BBC StoreCASE STUDY

As Head of Rights Business Development at the BBC, Ben Green led the rights negotiation strategy and implementation to enable the approval and launch of the hugely ambitious and pioneering BBC Store: – the BBC’s own digital retail platform, which offered over 10,000 hours of both new and archive programming to buy, watch and keep.

It had been calculated that, historically, only 7% of the BBC Television schedule was being exploited commercially.  So apart from the iPlayer catch-up window and the occasional repeat broadcast, the other 93% of programmes would rarely (if ever) be seen again by the public after their first broadcast. That was a powerful statistic that demanded some action.

So, BBC Store became one part of the BBC’s archive strategy: to offer UK Licence Fee payers more permanent availability of the programmes they helped to fund, either freely (via the iPlayer catch-up and some permanent online collections), or via a reasonably-priced, cost-effective commercial offering.

Turning strategies and top-level ambitions into reality is something else, however, and what made this particularly challenging was the ambition to make a significant part of the broadcast schedule available to be sold digitally on a permanent basis online from the day after broadcast.

Following my work on the iPlayer (see other Case Study) I was asked to lead the Rights workstream to deliver BBC Store. Logically there were many similarities: acquiring rights on new programmes upfront (where not already in place), and a process for exempting programmes where there was a problem. However, it was quickly realised that, unlike the widely accepted iPlayer free public service window, there would be a tidal wave of other commercial rights considerations to work through.  Not only would the BBC need to obtain wider commercial rights in genres that were previously rarely exploited (e.g. Arts and Culture, Documentaries), but also it would be critical to ensure that the agreements and administration were in place to pay rights-holders their appropriate revenue shares and royalties, on a rapidly growing commercial programme catalogue.

A root-and-branch review of complex rights and revenue flows between producers and distributors (where the rights could be owned by any number of different parties); exclusivity/non-exclusivity; windowing, territory and licence period limitations to track; negotiating new rights models to make the ambition both affordable for the BBC and reasonable for the rights-holder – these were just some of the many parts of the rights jigsaw myself and my team oversaw.

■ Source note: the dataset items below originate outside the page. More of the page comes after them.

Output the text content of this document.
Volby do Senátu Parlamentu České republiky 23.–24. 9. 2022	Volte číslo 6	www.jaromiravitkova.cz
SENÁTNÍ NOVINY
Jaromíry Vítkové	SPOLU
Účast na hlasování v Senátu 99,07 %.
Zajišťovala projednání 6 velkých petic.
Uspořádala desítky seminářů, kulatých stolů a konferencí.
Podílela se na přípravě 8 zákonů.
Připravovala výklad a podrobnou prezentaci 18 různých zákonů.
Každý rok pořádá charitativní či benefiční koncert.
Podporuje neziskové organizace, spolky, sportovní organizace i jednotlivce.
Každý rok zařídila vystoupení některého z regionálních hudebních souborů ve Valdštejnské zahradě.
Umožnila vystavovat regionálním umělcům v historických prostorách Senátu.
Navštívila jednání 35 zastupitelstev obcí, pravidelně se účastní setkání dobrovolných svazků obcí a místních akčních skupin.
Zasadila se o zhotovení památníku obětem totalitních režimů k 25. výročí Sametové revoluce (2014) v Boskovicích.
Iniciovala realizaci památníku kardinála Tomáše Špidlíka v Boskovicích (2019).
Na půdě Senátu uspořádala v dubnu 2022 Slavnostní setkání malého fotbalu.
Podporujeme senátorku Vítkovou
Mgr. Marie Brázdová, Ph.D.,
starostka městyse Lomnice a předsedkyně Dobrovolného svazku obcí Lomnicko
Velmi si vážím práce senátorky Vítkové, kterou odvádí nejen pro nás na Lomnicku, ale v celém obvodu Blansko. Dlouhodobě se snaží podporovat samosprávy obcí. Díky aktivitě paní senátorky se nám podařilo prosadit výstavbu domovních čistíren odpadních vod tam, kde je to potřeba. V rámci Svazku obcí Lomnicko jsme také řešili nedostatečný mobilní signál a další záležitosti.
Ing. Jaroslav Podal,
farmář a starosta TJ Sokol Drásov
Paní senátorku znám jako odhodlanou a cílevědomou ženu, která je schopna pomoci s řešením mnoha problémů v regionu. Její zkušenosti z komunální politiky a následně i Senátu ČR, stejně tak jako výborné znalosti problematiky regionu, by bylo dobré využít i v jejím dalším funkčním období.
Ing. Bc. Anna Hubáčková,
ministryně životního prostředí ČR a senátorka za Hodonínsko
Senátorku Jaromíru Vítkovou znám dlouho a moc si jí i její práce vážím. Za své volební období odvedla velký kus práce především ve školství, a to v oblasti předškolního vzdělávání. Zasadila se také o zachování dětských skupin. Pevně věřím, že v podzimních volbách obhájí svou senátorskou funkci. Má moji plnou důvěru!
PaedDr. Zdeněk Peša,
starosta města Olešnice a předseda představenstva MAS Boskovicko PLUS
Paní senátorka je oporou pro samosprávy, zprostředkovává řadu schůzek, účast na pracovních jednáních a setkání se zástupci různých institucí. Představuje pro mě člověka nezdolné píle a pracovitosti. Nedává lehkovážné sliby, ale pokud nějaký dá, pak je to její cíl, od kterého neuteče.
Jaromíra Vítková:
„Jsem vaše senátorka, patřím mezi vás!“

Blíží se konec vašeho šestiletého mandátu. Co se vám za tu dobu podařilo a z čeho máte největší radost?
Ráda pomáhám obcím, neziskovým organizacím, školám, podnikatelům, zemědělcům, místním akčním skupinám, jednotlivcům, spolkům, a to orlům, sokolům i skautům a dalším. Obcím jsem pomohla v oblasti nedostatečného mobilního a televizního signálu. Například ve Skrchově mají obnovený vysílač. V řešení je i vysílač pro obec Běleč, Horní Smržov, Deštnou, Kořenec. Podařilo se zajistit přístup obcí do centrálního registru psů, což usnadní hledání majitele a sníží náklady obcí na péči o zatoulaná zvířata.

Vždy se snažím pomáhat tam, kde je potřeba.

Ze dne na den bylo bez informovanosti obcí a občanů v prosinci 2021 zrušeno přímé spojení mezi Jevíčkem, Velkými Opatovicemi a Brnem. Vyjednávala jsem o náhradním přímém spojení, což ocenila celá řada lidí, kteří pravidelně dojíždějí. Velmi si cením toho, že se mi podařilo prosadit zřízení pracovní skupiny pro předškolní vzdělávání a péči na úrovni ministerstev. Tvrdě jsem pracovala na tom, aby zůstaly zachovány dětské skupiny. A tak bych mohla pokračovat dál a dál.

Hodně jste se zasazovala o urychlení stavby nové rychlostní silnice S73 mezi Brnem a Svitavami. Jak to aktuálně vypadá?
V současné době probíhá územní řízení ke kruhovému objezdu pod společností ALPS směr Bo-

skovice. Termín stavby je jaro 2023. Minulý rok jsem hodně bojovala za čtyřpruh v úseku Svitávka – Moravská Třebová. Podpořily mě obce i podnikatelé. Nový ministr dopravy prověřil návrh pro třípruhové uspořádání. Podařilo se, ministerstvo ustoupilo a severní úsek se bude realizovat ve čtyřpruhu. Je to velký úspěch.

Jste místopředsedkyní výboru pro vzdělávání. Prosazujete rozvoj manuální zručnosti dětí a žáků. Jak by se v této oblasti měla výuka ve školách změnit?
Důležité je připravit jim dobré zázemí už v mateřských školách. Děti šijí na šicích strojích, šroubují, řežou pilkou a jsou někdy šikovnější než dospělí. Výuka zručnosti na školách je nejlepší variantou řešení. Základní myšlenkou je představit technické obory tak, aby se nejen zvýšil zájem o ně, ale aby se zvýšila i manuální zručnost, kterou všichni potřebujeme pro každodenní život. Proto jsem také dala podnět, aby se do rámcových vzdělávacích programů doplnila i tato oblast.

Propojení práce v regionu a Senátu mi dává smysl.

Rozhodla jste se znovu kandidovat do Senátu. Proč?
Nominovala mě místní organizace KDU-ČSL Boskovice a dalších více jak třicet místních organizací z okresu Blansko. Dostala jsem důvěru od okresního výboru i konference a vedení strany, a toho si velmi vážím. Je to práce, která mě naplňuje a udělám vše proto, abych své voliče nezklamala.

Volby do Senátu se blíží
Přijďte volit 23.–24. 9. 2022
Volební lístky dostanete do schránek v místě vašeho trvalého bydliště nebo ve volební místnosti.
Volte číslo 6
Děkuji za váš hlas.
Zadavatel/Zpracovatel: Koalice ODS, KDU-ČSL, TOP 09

And then there was the BBC’s archive…

Clearly it wasn’t feasible to digitise and clear the rights to release the entire TV archive (there’s approximately 800,000 hours), so a conservative target was set of 1000 hours of previously unreleased archive per year (in addition to the existing commercial archive catalogue being sold as DVD/ Download to Own).  Few realise the onerous task of tracking down certain rights holders of archive programming (some of it over 50 years old) to renew rights but, after much detective work by a superb clearance team, there were some great successes resulting in some real gems becoming available. Many had not seen the light of day for decades.

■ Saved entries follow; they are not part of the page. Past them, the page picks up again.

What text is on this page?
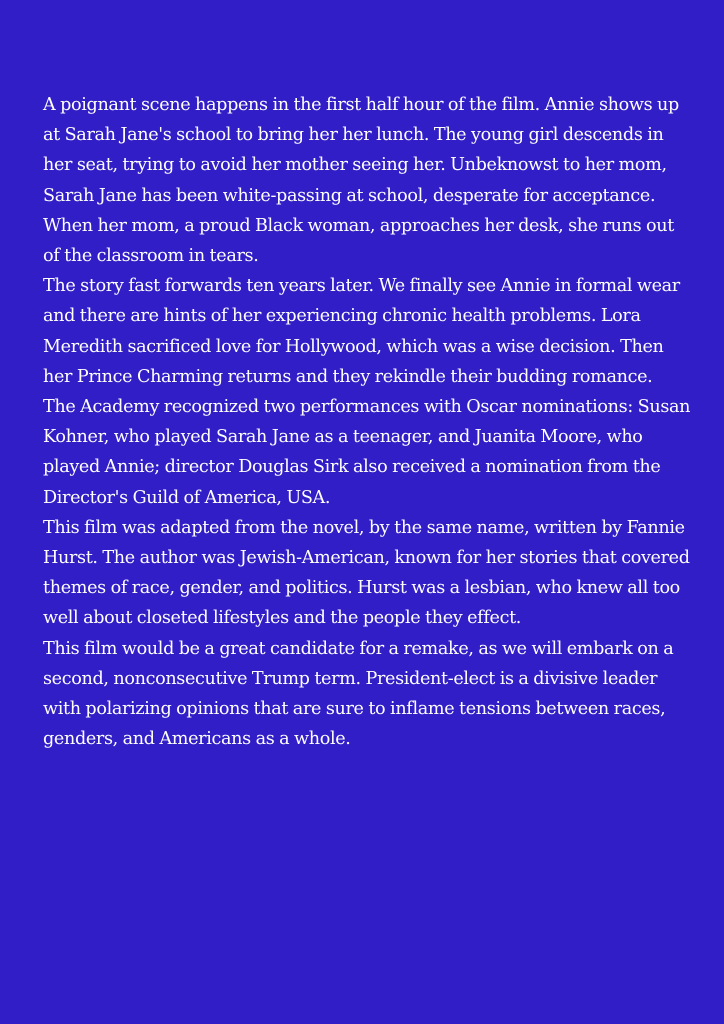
A poignant scene happens in the first half hour of the film. Annie shows up at Sarah Jane's school to bring her her lunch. The young girl descends in her seat, trying to avoid her mother seeing her. Unbeknowst to her mom, Sarah Jane has been white-passing at school, desperate for acceptance. When her mom, a proud Black woman, approaches her desk, she runs out of the classroom in tears.

The story fast forwards ten years later. We finally see Annie in formal wear and there are hints of her experiencing chronic health problems. Lora Meredith sacrificed love for Hollywood, which was a wise decision. Then her Prince Charming returns and they rekindle their budding romance.

The Academy recognized two performances with Oscar nominations: Susan Kohner, who played Sarah Jane as a teenager, and Juanita Moore, who played Annie; director Douglas Sirk also received a nomination from the Director's Guild of America, USA.

This film was adapted from the novel, by the same name, written by Fannie Hurst. The author was Jewish-American, known for her stories that covered themes of race, gender, and politics. Hurst was a lesbian, who knew all too well about closeted lifestyles and the people they effect.

This film would be a great candidate for a remake, as we will embark on a second, nonconsecutive Trump term. President-elect is a divisive leader with polarizing opinions that are sure to inflame tensions between races, genders, and Americans as a whole.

I personally negotiated the new rights agreements to enable BBC Store to release the archive collections of many of the top Drama and Comedy writers: Dennis Potter, Alan Bennett, Mike Leigh, Alan Bleasdale, and Andrew Davies, to name just a few.  I also led many other leading talent, distributor and framework deals, and oversaw the implementation of the new terms and processes used by the Rights Legal & Business Affairs teams across the UK, and published rights guidance for independent production companies to help them deliver their programmes to BBC Store appropriately cleared.

As far as I am aware, no other broadcaster on the globe offered this scale and type of service to its audience. The BBC (as it so often does) pioneered a genuinely new service that could potentially grow a new commercial market in the UK, particularly for genres not normally available for the public to buy.

So it was extremely saddening to hear in Spring 2017, not 18 months after launch, that BBC Worldwide decided to close the service ‘due to market forces’ (i.e. an audience preference for subscription streaming services).

BBC Store is, however, still something I’m immensely proud to have worked on and been instrumental in launching.

 

N.B. The Case Study above represents the personal views and general historic facts surrounding the project. For the avoidance of doubt, these views are not those of the BBC, nor do they represent any endorsement (actual or implied) by the BBC of Ben Green Associates Limited.